Samsung electronics co., ltd. (20240177318). TEMPORAL SEMANTIC BOUNDARY LOSS FOR VIDEO SEMANTIC SEGMENTATION NETWORKS simplified abstract
Contents
- 1 TEMPORAL SEMANTIC BOUNDARY LOSS FOR VIDEO SEMANTIC SEGMENTATION NETWORKS
- 1.1 Organization Name
- 1.2 Inventor(s)
- 1.3 TEMPORAL SEMANTIC BOUNDARY LOSS FOR VIDEO SEMANTIC SEGMENTATION NETWORKS - A simplified explanation of the abstract
- 1.4 Simplified Explanation
- 1.5 Potential Applications
- 1.6 Problems Solved
- 1.7 Benefits
- 1.8 Potential Commercial Applications
- 1.9 Possible Prior Art
- 1.10 Unanswered Questions
- 1.11 Original Abstract Submitted
TEMPORAL SEMANTIC BOUNDARY LOSS FOR VIDEO SEMANTIC SEGMENTATION NETWORKS
Organization Name
Inventor(s)
Mostafa El-khamy of San Diego CA (US)
Qingfeng Liu of San Diego CA (US)
TEMPORAL SEMANTIC BOUNDARY LOSS FOR VIDEO SEMANTIC SEGMENTATION NETWORKS - A simplified explanation of the abstract
This abstract first appeared for US patent application 20240177318 titled 'TEMPORAL SEMANTIC BOUNDARY LOSS FOR VIDEO SEMANTIC SEGMENTATION NETWORKS
Simplified Explanation
The patent application describes a method for semantic segmentation in a network using input data from multiple frames to compute ground truth labels, generate ground truth temporal semantic boundary maps, predict temporal semantic boundary maps, and determine loss based on the comparison between the ground truth and predicted maps.

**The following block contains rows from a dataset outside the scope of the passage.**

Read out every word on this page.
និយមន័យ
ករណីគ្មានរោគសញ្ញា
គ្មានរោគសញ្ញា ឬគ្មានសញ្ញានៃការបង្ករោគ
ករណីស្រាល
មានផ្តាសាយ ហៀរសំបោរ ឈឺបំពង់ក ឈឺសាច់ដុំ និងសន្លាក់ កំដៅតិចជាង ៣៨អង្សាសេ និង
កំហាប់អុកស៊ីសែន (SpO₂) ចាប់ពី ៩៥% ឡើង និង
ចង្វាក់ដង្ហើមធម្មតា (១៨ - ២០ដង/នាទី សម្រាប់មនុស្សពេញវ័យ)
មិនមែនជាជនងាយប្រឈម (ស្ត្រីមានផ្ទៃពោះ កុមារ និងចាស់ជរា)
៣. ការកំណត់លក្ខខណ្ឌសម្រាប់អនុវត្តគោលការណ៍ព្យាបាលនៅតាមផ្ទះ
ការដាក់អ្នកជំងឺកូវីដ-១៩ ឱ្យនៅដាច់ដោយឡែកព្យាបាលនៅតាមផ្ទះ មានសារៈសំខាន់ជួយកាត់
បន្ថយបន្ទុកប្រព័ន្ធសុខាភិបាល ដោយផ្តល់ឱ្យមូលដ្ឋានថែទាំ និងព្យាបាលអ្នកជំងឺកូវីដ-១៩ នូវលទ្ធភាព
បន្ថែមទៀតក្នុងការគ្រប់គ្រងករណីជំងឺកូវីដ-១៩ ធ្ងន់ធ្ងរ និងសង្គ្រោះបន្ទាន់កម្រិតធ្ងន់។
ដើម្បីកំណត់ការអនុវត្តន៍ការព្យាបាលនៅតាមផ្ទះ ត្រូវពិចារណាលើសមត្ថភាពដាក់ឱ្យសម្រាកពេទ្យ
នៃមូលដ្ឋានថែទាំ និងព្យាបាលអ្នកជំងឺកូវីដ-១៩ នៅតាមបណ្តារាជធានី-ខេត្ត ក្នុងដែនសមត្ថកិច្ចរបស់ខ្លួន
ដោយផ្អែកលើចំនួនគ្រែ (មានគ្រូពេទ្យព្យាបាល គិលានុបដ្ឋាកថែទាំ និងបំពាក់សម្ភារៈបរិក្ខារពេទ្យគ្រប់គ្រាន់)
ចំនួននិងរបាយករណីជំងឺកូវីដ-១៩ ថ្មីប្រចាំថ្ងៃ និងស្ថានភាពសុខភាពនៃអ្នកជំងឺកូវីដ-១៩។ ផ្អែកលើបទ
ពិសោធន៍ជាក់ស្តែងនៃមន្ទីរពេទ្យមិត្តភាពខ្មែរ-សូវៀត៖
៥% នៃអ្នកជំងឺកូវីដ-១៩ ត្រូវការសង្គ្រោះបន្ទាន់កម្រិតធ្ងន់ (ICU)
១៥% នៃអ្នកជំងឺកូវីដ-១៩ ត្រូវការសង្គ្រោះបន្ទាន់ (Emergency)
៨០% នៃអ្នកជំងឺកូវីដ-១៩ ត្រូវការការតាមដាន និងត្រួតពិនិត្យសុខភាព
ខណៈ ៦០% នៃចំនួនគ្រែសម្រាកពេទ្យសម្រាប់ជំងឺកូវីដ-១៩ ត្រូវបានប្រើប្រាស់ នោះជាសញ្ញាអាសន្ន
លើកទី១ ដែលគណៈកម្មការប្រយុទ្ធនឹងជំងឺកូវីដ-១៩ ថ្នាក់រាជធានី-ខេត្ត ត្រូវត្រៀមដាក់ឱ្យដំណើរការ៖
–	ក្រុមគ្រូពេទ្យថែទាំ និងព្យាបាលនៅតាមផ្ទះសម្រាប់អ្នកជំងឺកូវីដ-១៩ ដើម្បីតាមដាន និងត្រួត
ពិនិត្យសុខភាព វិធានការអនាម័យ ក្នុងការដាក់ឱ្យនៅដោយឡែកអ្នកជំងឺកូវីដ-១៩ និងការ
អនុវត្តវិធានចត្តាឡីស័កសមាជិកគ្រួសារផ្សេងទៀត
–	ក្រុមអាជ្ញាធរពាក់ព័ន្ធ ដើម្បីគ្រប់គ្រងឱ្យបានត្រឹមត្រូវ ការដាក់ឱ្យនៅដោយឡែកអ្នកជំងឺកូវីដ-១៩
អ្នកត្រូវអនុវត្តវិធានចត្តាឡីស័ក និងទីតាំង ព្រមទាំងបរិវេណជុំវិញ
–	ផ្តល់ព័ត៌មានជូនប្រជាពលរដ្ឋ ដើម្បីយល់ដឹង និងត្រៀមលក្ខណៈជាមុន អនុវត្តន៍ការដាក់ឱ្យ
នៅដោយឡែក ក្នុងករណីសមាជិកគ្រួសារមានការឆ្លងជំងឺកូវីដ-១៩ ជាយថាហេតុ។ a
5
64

- Receiving input data from multiple frames in a semantic segmentation network
- Computing ground truth labels on the frames
- Generating ground truth temporal semantic boundary maps from the labels
- Generating predicted temporal semantic boundary maps based on the input data output
- Determining loss based on the comparison of ground truth and predicted maps
Potential Applications
This technology could be applied in video analysis, autonomous driving systems, medical imaging, and surveillance systems.
Problems Solved
This technology helps improve the accuracy and efficiency of semantic segmentation in video processing tasks.
Benefits
The benefits of this technology include enhanced object recognition, improved scene understanding, and better performance in various applications.
Potential Commercial Applications
Potential commercial applications of this technology include video editing software, security systems, medical imaging software, and autonomous vehicles.
Possible Prior Art
Prior art in this field may include research papers, patents, or existing technologies related to semantic segmentation in video processing tasks.
Unanswered Questions
How does this method compare to existing techniques in terms of accuracy and efficiency?
The article does not provide a direct comparison with existing techniques in the field.
What are the computational requirements of implementing this method in real-time applications?
The article does not address the computational resources needed for real-time implementation of this method.
Original Abstract Submitted
disclosed is a method including receiving, in a semantic segmentation network, input data from a plurality of frames, computing a ground truth label on the plurality of frames, generating a ground truth temporal semantic boundary map from the ground truth label on the plurality of frames, generating a predicted temporal semantic boundary map based on an output of the input data, and determining a loss based on the ground truth temporal semantic boundary map and the predicted temporal semantic boundary map.